EHRVA has joined with HL7 in this call to members to participate and pool resources for interoperable electronic health records. The two organizations are ideal partners in this effort, since two of their core goals are based on making progress in the areas of standards and interoperability. EHRVA is comprised of 35 member companies that serve the vast majority of healthcare providers in the nation with Healthcare Information Technology (HIT) solutions, which complements and overlaps with HL7's membership.
Since Hurricane Katrina we've been humbled by the dedication of our clients in hospitals and physician practices as they have brought EHR technology into the heart of the crisis. We are taking our cues from providers who are working from the conviction that a stronger HIT foundation will better prepare us for any eventuality such as these recent storms, said Charlene Underwood, EHRVA chairperson and Director, Government and Industry Relations for Siemens Medical Solutions.
Collaborative Efforts toward a Regional Recovery
The HL7 community has the largest single pool of expertise on healthcare information systems and how to connect them for effective collection and delivery of healthcare information. Its members are active in efforts with state and local and national agencies, including the Department of Health and Human Services and the Centers for Disease Control and Prevention. In addition to EHRVA, HL7 is offering to collaborate with all organizations providing solutions for the affected area.
About EHRVA
HIMSS EHRVA (http://www.himssehrva.org) is a trade association of Electronic Health Record (EHR) vendors who have joined together to lead the HIT industry in the accelerated adoption of electronic health records in hospital and ambulatory care settings in the US. The association provides a forum for the EHR vendor community to speak with a unified voice relative to standards development, the EHR certification process, interoperability, performance and quality measures, and other EHR issues as they become subject to increasing government, insurance and provider driven initiatives and requests.

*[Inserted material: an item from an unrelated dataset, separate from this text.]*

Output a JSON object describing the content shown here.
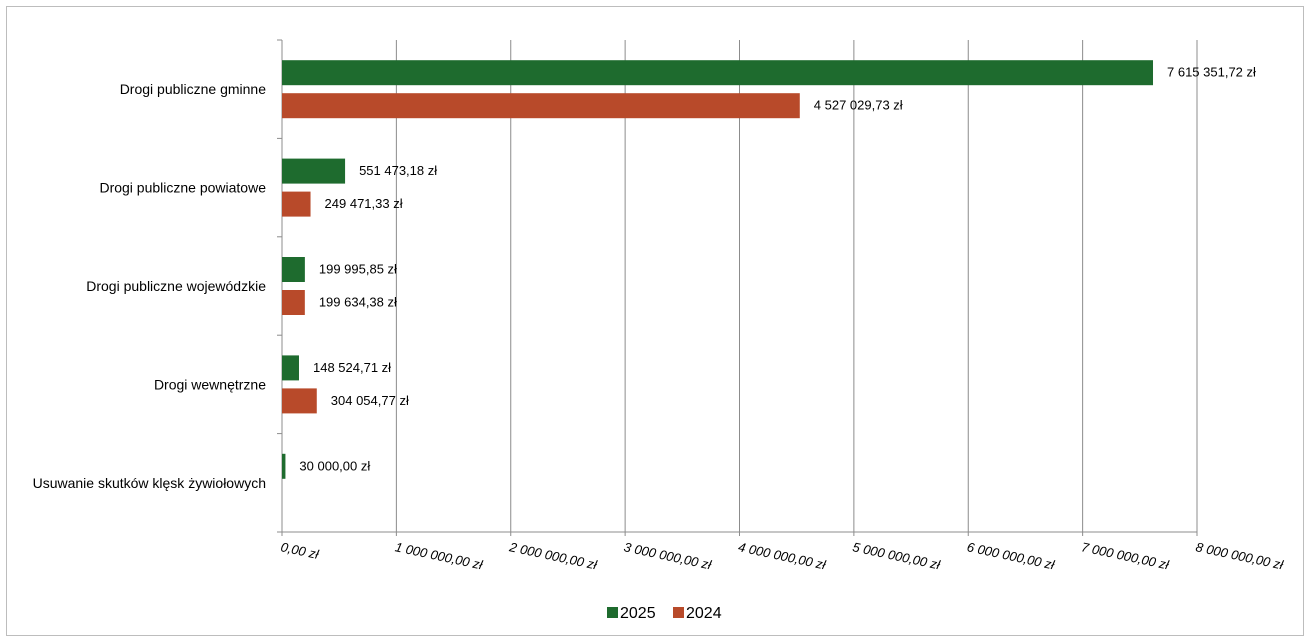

Membership is open to HIMSS corporate members with legally formed companies designing, developing and marketing their own commercially available EHRs with installations in the USA.
The association, comprised of 35 member companies, is a partner of the Healthcare Information and Management Systems Society (HIMSS) and operates as an organizational unit within HIMSS.
About HL7
Founded in 1987, Health Level Seven, Inc. (http://www.HL7.org/) is a not- for-profit, ANSI-accredited standards developing organization dedicated to providing a comprehensive framework and related standards for the exchange, integration, sharing, and retrieval of electronic health information that supports clinical practice and the management, delivery, and evaluation of health services. HL7's more than 2,000 members represent approximately 500 corporate members, including 90 percent of the largest information systems vendors serving healthcare.
HL7's endeavors are sponsored, in part, by the support of its benefactors: Accenture; Centers for Disease Control and Prevention (CDC); Duke Clinical Research Institute (DCRI); Eclipsys Corporation; Eli Lilly Company; the Food and Drug Administration; GE Healthcare Information Technologies; Guidant Corporation; IBM; IDX Systems Corporation; Intel Corporation, Digital Health; InterSystems Corporation; Kaiser Permanente; McKesson Provider Technologies; Microsoft Corporation; Misys Healthcare Systems; NHS Connecting for Health; NICTIZ National ICT Institute for Healthcare in The Netherlands; Oracle Corporation; Partners HealthCare System, Inc.; Pfizer, Inc.; Philips Medical Systems; Quest Diagnostics Inc.; Science Applications International Corporation; Siemens Medical Solutions Health Services; Solucient, LLC; the U.S. Department of Defense; Military Health System; the U.S. Department of Veterans Affairs; and Wyeth Pharmaceuticals.